La Nazionale è tornata ai Mondiali, ma uno dei movimenti più ricchi d'Asia vive ancora di troppi paradossi.

Di Andrea Bracco

Sono passati pochi giorni da quando l’Al-Hilal ha perso finale di Asian Champions League. La squadra allenata da Ramón Diaz, dopo l’1-1 maturato nella partita di andata, è uscito sconfitto 1-0 dalla gara di ritorno in Giappone, contro gli Urawa Red Diamonds.

È stato questo l’epilogo per il 2017 del calcio saudita. Un’annata molto particolare, sia per il calcio di club che per la Nazionale. La selezione maggiore si è qualificata a Russia 2018 riuscendo a evitare gli spareggi, pur con qualche difficoltà.
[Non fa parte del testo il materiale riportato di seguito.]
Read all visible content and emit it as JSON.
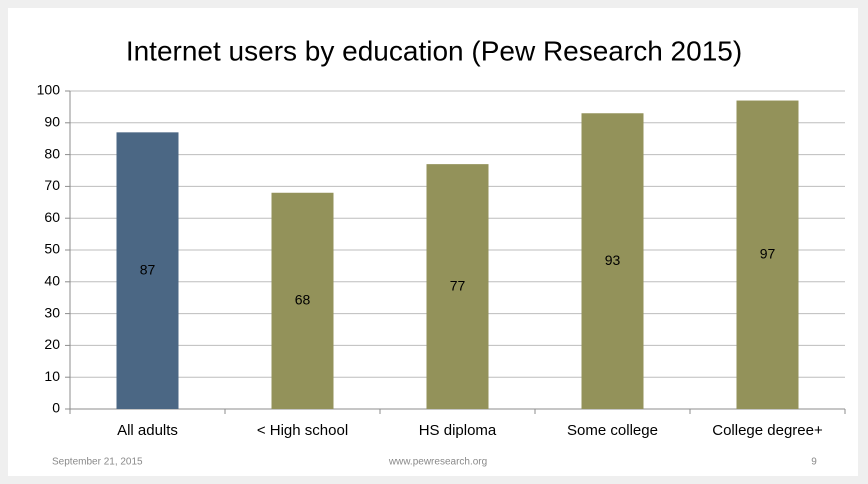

Dopo il buon inizio, con 16 punti collezionati nelle prime 7 partite, l’Arabia Saudita si era presa la vetta del Gruppo B di qualificazione, ma le due sconfitte arrivate tra giugno e agosto contro Australia ed Emirati Arabi riaprirono clamorosamente i giochi. Così l’ultimo match in programma, quello contro il Giappone, è diventato decisivo. Alla fine i Green Falcons sono riusciti a vincerlo (1-0, grazie a un gol di Al-Muwallad), strappando il pass mondiale all’ultimo momento.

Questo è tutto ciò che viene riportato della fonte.